What about multi-member (composite) indexes? Say we change our person class to store the first and last names separately but would still like to do lookup based on these two members:

 
struct person
{
  person (const std::string& email,
          const std::string& first,
          const std::string& last,
          unsigned short age);
 
  std::string email;
  std::string first;
  std::string last;
  unsigned short age;
};
 

Boost multi_index can handle this quite easily.
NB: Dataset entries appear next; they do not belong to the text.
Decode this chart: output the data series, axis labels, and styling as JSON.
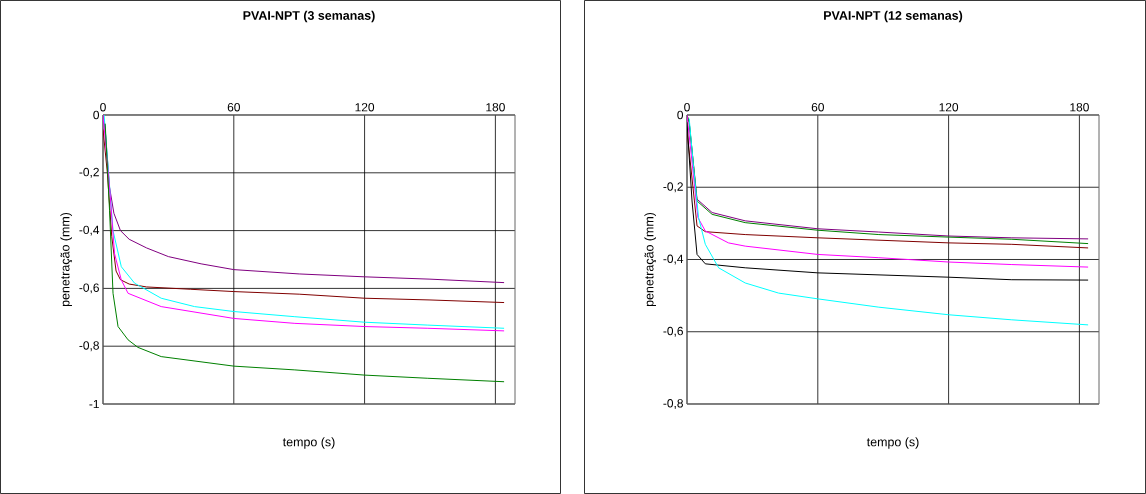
{
  "chart_data": [
    {
      "type": "line",
      "title": "PVAI-NPT (3 semanas)",
      "xlabel": "tempo (s)",
      "ylabel": "penetração (mm)",
      "xlim": [
        0,
        189
      ],
      "ylim": [
        -1,
        0
      ],
      "xticks": [
        0,
        60,
        120,
        180
      ],
      "yticks": [
        {
          "value": -1,
          "label": "-1"
        },
        {
          "value": -0.8,
          "label": "-0,8"
        },
        {
          "value": -0.6,
          "label": "-0,6"
        },
        {
          "value": -0.4,
          "label": "-0,4"
        },
        {
          "value": -0.2,
          "label": "-0,2"
        },
        {
          "value": 0,
          "label": "0"
        }
      ],
      "grid": true,
      "series": [
        {
          "color": "#800080",
          "x": [
            0,
            1,
            3,
            5,
            8,
            12,
            20,
            30,
            45,
            60,
            90,
            120,
            150,
            184
          ],
          "values": [
            0,
            -0.05,
            -0.25,
            -0.34,
            -0.4,
            -0.43,
            -0.46,
            -0.49,
            -0.515,
            -0.535,
            -0.55,
            -0.56,
            -0.568,
            -0.58
          ]
        },
        {
          "color": "#800000",
          "x": [
            0,
            2,
            4,
            6,
            8,
            12,
            20,
            40,
            60,
            90,
            120,
            150,
            184
          ],
          "values": [
            -0.05,
            -0.2,
            -0.42,
            -0.54,
            -0.57,
            -0.585,
            -0.595,
            -0.603,
            -0.611,
            -0.62,
            -0.634,
            -0.64,
            -0.649
          ]
        },
        {
          "color": "#00ffff",
          "x": [
            0.5,
            4.6,
            8.4,
            14.5,
            26.7,
            42,
            60,
            88,
            120,
            149,
            184
          ],
          "values": [
            0,
            -0.4,
            -0.525,
            -0.582,
            -0.634,
            -0.663,
            -0.68,
            -0.698,
            -0.717,
            -0.727,
            -0.738
          ]
        },
        {
          "color": "#ff00ff",
          "x": [
            0,
            3,
            5.3,
            8.4,
            11.5,
            26.7,
            60,
            88,
            120,
            149,
            184
          ],
          "values": [
            0,
            -0.25,
            -0.48,
            -0.571,
            -0.617,
            -0.663,
            -0.704,
            -0.721,
            -0.732,
            -0.738,
            -0.747
          ]
        },
        {
          "color": "#008000",
          "x": [
            1,
            3,
            4.6,
            6.9,
            11.5,
            16,
            26.7,
            60,
            88,
            120,
            149,
            184
          ],
          "values": [
            -0.03,
            -0.33,
            -0.617,
            -0.732,
            -0.778,
            -0.804,
            -0.836,
            -0.869,
            -0.882,
            -0.9,
            -0.911,
            -0.923
          ]
        }
      ]
    },
    {
      "type": "line",
      "title": "PVAI-NPT (12 semanas)",
      "xlabel": "tempo (s)",
      "ylabel": "penetração (mm)",
      "xlim": [
        0,
        189
      ],
      "ylim": [
        -0.8,
        0
      ],
      "xticks": [
        0,
        60,
        120,
        180
      ],
      "yticks": [
        {
          "value": -0.8,
          "label": "-0,8"
        },
        {
          "value": -0.6,
          "label": "-0,6"
        },
        {
          "value": -0.4,
          "label": "-0,4"
        },
        {
          "value": -0.2,
          "label": "-0,2"
        },
        {
          "value": 0,
          "label": "0"
        }
      ],
      "grid": true,
      "series": [
        {
          "color": "#800080",
          "x": [
            0,
            1,
            4.6,
            11.5,
            26.7,
            60,
            88,
            120,
            149,
            184
          ],
          "values": [
            0,
            -0.02,
            -0.233,
            -0.27,
            -0.293,
            -0.315,
            -0.324,
            -0.335,
            -0.34,
            -0.343
          ]
        },
        {
          "color": "#008000",
          "x": [
            0,
            1,
            4.6,
            11.5,
            26.7,
            60,
            88,
            120,
            149,
            184
          ],
          "values": [
            0,
            -0.02,
            -0.238,
            -0.275,
            -0.298,
            -0.319,
            -0.331,
            -0.338,
            -0.344,
            -0.356
          ]
        },
        {
          "color": "#800000",
          "x": [
            0,
            4.6,
            8.4,
            26.7,
            60,
            120,
            149,
            184
          ],
          "values": [
            -0.044,
            -0.307,
            -0.323,
            -0.331,
            -0.34,
            -0.354,
            -0.358,
            -0.368
          ]
        },
        {
          "color": "#ff00ff",
          "x": [
            0,
            5,
            8.4,
            19,
            26.7,
            60,
            88,
            120,
            149,
            184
          ],
          "values": [
            0,
            -0.284,
            -0.321,
            -0.354,
            -0.363,
            -0.386,
            -0.395,
            -0.407,
            -0.414,
            -0.421
          ]
        },
        {
          "color": "#000000",
          "x": [
            0,
            2.3,
            4.6,
            8.4,
            26.7,
            60,
            120,
            149,
            184
          ],
          "values": [
            -0.02,
            -0.238,
            -0.386,
            -0.412,
            -0.423,
            -0.437,
            -0.449,
            -0.456,
            -0.457
          ]
        },
        {
          "color": "#00ffff",
          "x": [
            1,
            3,
            5.3,
            8.4,
            14.5,
            26.7,
            42,
            60,
            88,
            120,
            149,
            184
          ],
          "values": [
            -0.01,
            -0.145,
            -0.284,
            -0.358,
            -0.423,
            -0.465,
            -0.493,
            -0.509,
            -0.532,
            -0.553,
            -0.567,
            -0.581
          ]
        }
      ]
    }
  ]
}
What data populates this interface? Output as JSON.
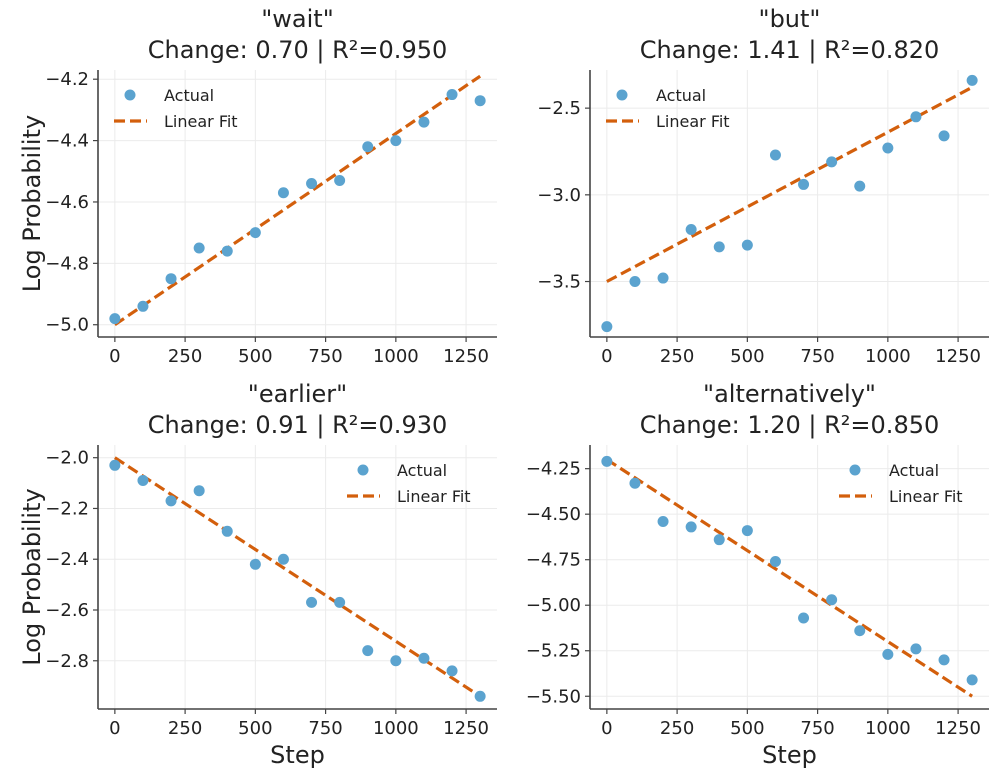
{
  "colors": {
    "actual": "#5ba3cf",
    "fit": "#d35f0c"
  },
  "legend": {
    "actual_label": "Actual",
    "fit_label": "Linear Fit"
  },
  "chart_data": [
    {
      "type": "scatter",
      "title_word": "\"wait\"",
      "title_stats": "Change: 0.70 | R²=0.950",
      "xlabel": "",
      "ylabel": "Log Probability",
      "xlim": [
        -60,
        1360
      ],
      "ylim": [
        -5.04,
        -4.17
      ],
      "xticks": [
        0,
        250,
        500,
        750,
        1000,
        1250
      ],
      "xtick_labels": [
        "0",
        "250",
        "500",
        "750",
        "1000",
        "1250"
      ],
      "yticks": [
        -5.0,
        -4.8,
        -4.6,
        -4.4,
        -4.2
      ],
      "ytick_labels": [
        "−5.0",
        "−4.8",
        "−4.6",
        "−4.4",
        "−4.2"
      ],
      "legend_position": "upper-left",
      "x": [
        0,
        100,
        200,
        300,
        400,
        500,
        600,
        700,
        800,
        900,
        1000,
        1100,
        1200,
        1300
      ],
      "y": [
        -4.98,
        -4.94,
        -4.85,
        -4.75,
        -4.76,
        -4.7,
        -4.57,
        -4.54,
        -4.53,
        -4.42,
        -4.4,
        -4.34,
        -4.25,
        -4.27
      ],
      "fit": {
        "x": [
          0,
          1300
        ],
        "y": [
          -5.0,
          -4.19
        ]
      }
    },
    {
      "type": "scatter",
      "title_word": "\"but\"",
      "title_stats": "Change: 1.41 | R²=0.820",
      "xlabel": "",
      "ylabel": "",
      "xlim": [
        -60,
        1360
      ],
      "ylim": [
        -3.82,
        -2.28
      ],
      "xticks": [
        0,
        250,
        500,
        750,
        1000,
        1250
      ],
      "xtick_labels": [
        "0",
        "250",
        "500",
        "750",
        "1000",
        "1250"
      ],
      "yticks": [
        -3.5,
        -3.0,
        -2.5
      ],
      "ytick_labels": [
        "−3.5",
        "−3.0",
        "−2.5"
      ],
      "legend_position": "upper-left",
      "x": [
        0,
        100,
        200,
        300,
        400,
        500,
        600,
        700,
        800,
        900,
        1000,
        1100,
        1200,
        1300
      ],
      "y": [
        -3.76,
        -3.5,
        -3.48,
        -3.2,
        -3.3,
        -3.29,
        -2.77,
        -2.94,
        -2.81,
        -2.95,
        -2.73,
        -2.55,
        -2.66,
        -2.34
      ],
      "fit": {
        "x": [
          0,
          1300
        ],
        "y": [
          -3.5,
          -2.38
        ]
      }
    },
    {
      "type": "scatter",
      "title_word": "\"earlier\"",
      "title_stats": "Change: 0.91 | R²=0.930",
      "xlabel": "Step",
      "ylabel": "Log Probability",
      "xlim": [
        -60,
        1360
      ],
      "ylim": [
        -2.99,
        -1.95
      ],
      "xticks": [
        0,
        250,
        500,
        750,
        1000,
        1250
      ],
      "xtick_labels": [
        "0",
        "250",
        "500",
        "750",
        "1000",
        "1250"
      ],
      "yticks": [
        -2.8,
        -2.6,
        -2.4,
        -2.2,
        -2.0
      ],
      "ytick_labels": [
        "−2.8",
        "−2.6",
        "−2.4",
        "−2.2",
        "−2.0"
      ],
      "legend_position": "upper-right",
      "x": [
        0,
        100,
        200,
        300,
        400,
        500,
        600,
        700,
        800,
        900,
        1000,
        1100,
        1200,
        1300
      ],
      "y": [
        -2.03,
        -2.09,
        -2.17,
        -2.13,
        -2.29,
        -2.42,
        -2.4,
        -2.57,
        -2.57,
        -2.76,
        -2.8,
        -2.79,
        -2.84,
        -2.94
      ],
      "fit": {
        "x": [
          0,
          1300
        ],
        "y": [
          -2.0,
          -2.94
        ]
      }
    },
    {
      "type": "scatter",
      "title_word": "\"alternatively\"",
      "title_stats": "Change: 1.20 | R²=0.850",
      "xlabel": "Step",
      "ylabel": "",
      "xlim": [
        -60,
        1360
      ],
      "ylim": [
        -5.57,
        -4.12
      ],
      "xticks": [
        0,
        250,
        500,
        750,
        1000,
        1250
      ],
      "xtick_labels": [
        "0",
        "250",
        "500",
        "750",
        "1000",
        "1250"
      ],
      "yticks": [
        -5.5,
        -5.25,
        -5.0,
        -4.75,
        -4.5,
        -4.25
      ],
      "ytick_labels": [
        "−5.50",
        "−5.25",
        "−5.00",
        "−4.75",
        "−4.50",
        "−4.25"
      ],
      "legend_position": "upper-right",
      "x": [
        0,
        100,
        200,
        300,
        400,
        500,
        600,
        700,
        800,
        900,
        1000,
        1100,
        1200,
        1300
      ],
      "y": [
        -4.21,
        -4.33,
        -4.54,
        -4.57,
        -4.64,
        -4.59,
        -4.76,
        -5.07,
        -4.97,
        -5.14,
        -5.27,
        -5.24,
        -5.3,
        -5.41
      ],
      "fit": {
        "x": [
          0,
          1300
        ],
        "y": [
          -4.2,
          -5.5
        ]
      }
    }
  ]
}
We can also support composite indexes in our emulation if we extend our key helper to handle multi-member keys:

 
template <typename T, typename... R>
struct key: key<R...>
{
  typedef key<R...> base;
 
  mutable const T* p;
 
  key (): p (0) {}
  key (const T* v, const R*... r): base (r...), p (v) {}
 
  void assign (const T* v, const R*... r) const 
  {
    p = v; base::assign (r...);
  }
 
  bool operator< (const key& x) const
  {
    return *p < *x.p || (!(*x.p < *p) && base::operator< (x));
  }
};
 
template <typename T>
struct key<T>
{
  mutable const T* p;
 
  key (const T* v = 0): p (v) {}
  void assign (const T* v) const {p = v;}
  bool operator< (const key& x) const {return *p < *x.p;}
};
 

Based on this improvement we can now implement a set with first and last members as a key:

 
struct person_set
{
  typedef key<std::string, std::string> name_key;
  typedef std::map<name_key, person> name_map;
  typedef map_iterator_adapter<name_map::const_iterator> iterator;
 
  std::pair<iterator, bool>
  insert (const person& v)
  {
    auto r (name_map_.insert (
              std::make_pair (name_key (&v.first, &v.last), v)));
    iterator i (r.first);
 
    if (r.second)
      r.first->first.assign (&i->first, &i->last);
 
    return std::make_pair (i, r.second);
  }
 
  iterator
  find (const std::string& first, const std::string& last) const
  {
    return name_map_.find (name_key (&first, &last));
  }
 
  iterator begin () const {return name_map_.begin ();}
  iterator end () const {return name_map_.end ();}
 
private:
  name_map name_map_;
};
 

Given a choice one should probably prefer Boost.MultiIndex to the approach shown above. However, there is one potential advantage of our custom solution compared to multi_index which has serious limitations on the mutability of elements. On the other hand, because we store elements in a map, it is fairly straightforward to allow mutation provided we are careful not to modify any members that are involved in indexes.